A wee problem

Considering reservoirs, particularly open ones, are filled with fish and other animal and plant life, are likely to be the recipients of all sorts of debris, living and dead, it seems strange that a reservoir would be drained because one man was seen relieving himself in the water. But it was.

The head of the Portland Water Bureau took the decision to drain 7.8 million gallons of drinking water from an Oregon reservoir after a man urinated in it.

Joshua Seater of Molalla was spotted urinating into the Mount Tabor reservoir, which supplies drinking water to much of Portland.

While public health experts in the US said the urine in the reservoir was so diluted that it posed little health risk, the Oregon water chiefs did not want to take any chances. In addition, the cameras at the reservoir also apparently showed something, as yet unidentified, being thrown into the water.

According to Toxicologist Prof Alan Boobis, the decision to drain the reservoir was a complete overreaction.
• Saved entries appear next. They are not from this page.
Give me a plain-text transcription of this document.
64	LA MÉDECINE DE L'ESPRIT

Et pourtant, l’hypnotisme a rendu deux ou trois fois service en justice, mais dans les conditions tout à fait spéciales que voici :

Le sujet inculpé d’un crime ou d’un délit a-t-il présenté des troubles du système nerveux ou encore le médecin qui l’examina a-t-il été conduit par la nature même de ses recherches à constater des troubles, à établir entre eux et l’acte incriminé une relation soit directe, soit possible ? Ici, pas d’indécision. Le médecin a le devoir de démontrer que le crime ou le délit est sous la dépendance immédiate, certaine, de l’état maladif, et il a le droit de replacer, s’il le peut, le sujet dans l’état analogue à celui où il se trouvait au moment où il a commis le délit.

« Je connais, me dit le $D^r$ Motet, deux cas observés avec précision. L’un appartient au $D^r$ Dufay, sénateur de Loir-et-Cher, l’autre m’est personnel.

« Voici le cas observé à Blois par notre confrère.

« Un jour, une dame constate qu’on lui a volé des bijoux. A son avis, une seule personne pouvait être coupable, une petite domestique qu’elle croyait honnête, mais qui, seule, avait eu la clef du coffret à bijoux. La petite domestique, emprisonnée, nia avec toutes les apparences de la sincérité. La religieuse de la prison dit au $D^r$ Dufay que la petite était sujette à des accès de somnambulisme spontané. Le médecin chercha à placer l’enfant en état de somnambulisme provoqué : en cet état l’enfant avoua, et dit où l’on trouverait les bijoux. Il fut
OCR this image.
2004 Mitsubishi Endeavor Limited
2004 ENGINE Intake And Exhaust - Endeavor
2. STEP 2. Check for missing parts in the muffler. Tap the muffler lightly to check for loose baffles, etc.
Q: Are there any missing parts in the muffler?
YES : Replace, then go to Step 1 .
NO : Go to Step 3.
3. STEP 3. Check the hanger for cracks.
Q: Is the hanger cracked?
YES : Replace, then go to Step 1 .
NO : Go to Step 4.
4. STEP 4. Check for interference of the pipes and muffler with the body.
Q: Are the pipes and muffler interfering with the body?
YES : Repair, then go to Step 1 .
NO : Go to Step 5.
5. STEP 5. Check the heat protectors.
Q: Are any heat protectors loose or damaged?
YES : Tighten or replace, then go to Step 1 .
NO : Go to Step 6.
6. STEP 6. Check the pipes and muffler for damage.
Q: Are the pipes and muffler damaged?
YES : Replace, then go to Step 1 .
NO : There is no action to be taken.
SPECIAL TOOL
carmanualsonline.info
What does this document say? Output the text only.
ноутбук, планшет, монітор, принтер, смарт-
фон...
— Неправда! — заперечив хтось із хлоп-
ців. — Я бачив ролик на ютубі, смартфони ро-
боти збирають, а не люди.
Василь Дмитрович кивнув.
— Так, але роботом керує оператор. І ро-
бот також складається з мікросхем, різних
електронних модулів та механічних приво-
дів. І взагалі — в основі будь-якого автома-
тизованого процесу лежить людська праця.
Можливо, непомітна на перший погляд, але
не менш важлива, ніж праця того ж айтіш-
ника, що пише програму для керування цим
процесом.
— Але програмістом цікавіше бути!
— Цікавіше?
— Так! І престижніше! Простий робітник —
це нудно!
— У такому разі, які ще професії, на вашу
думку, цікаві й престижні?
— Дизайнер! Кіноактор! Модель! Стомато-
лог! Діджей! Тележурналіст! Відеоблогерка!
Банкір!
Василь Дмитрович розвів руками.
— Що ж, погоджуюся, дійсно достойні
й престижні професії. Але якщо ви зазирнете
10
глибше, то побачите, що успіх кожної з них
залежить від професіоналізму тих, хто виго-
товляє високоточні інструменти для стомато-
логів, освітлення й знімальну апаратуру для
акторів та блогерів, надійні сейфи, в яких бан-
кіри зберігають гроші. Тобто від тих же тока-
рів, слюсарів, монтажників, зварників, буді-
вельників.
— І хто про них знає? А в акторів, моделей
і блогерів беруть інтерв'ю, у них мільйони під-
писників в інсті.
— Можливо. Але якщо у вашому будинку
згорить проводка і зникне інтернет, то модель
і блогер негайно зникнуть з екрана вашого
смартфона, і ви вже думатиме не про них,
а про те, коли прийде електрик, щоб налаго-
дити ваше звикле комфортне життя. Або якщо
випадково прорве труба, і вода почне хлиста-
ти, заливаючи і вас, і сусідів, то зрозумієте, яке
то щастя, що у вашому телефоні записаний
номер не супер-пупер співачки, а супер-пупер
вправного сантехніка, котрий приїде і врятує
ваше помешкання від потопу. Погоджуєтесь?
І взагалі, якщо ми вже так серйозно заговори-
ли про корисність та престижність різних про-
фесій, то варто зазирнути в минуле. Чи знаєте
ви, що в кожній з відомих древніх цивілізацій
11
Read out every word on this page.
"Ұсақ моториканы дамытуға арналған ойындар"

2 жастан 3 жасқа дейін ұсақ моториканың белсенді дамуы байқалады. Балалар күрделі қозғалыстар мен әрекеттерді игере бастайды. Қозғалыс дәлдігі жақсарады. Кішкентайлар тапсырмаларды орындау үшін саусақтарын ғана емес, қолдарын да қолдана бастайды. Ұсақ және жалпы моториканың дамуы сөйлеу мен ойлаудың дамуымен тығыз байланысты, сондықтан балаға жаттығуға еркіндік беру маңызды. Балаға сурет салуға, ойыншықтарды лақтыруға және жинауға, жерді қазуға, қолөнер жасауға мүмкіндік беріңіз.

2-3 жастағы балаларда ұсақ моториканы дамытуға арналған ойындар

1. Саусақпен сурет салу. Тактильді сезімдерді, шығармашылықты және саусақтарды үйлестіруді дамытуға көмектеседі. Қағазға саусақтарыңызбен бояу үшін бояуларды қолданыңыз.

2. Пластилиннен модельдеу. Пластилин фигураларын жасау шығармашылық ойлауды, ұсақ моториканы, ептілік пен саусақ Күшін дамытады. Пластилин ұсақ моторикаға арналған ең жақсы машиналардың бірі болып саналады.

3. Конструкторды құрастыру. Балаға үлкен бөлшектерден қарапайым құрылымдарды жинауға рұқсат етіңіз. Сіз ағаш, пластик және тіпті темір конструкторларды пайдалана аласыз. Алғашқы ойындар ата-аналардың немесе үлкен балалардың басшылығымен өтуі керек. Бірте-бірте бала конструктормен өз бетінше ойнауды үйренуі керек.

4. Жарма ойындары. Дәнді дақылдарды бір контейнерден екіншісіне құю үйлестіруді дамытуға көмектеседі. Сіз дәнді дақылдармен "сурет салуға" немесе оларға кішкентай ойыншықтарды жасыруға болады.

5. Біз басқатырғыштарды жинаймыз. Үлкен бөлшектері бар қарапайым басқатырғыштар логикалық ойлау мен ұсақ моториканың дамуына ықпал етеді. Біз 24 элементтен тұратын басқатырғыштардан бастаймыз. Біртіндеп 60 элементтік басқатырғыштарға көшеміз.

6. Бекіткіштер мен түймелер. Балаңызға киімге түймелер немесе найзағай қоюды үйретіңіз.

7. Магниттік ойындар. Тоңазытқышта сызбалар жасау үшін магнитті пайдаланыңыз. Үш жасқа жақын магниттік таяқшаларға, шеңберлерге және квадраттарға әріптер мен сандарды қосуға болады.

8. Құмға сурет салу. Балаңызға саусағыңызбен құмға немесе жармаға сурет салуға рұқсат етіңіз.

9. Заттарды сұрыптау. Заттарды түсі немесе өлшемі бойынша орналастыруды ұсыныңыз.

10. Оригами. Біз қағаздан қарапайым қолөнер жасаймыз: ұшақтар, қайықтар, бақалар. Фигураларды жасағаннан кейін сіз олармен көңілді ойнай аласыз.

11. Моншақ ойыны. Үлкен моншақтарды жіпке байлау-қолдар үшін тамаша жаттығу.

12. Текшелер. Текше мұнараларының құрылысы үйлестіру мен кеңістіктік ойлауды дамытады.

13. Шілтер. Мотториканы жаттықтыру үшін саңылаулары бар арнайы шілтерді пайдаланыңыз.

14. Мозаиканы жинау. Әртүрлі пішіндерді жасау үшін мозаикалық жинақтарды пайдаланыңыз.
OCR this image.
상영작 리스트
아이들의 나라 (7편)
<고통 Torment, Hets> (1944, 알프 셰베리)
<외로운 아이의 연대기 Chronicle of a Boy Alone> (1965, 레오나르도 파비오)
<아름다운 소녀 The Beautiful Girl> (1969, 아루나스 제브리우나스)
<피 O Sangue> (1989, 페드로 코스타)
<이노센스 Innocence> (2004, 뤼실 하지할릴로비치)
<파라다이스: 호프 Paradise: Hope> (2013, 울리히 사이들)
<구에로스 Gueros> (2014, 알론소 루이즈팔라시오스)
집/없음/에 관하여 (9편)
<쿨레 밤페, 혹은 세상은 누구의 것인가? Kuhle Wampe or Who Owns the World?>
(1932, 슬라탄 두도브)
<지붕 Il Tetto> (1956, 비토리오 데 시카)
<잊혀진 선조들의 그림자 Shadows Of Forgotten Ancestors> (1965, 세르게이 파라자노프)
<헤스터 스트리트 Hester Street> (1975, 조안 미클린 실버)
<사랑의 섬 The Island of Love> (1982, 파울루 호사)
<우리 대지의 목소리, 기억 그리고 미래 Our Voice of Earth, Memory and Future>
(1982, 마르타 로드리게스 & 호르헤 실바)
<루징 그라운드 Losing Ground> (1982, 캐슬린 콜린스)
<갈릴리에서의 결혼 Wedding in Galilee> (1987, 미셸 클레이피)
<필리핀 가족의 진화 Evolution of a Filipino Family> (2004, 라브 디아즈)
He added that, in a healthy person, urine is sterile and is not going to have any impact on anyone whatsoever. Even if chemicals were in the urine, they would not be in large enough quantities to cause damage.

The water is treated prior to entering the city’s reservoirs. It is chlorinated, but its chlorinated before the reservoirs so the water in the reservoirs is the water that people drink. The reservoir in Portland, like many in the USA, is not covered. Perhaps they should adopt the UK approach of covering sources of drinking water.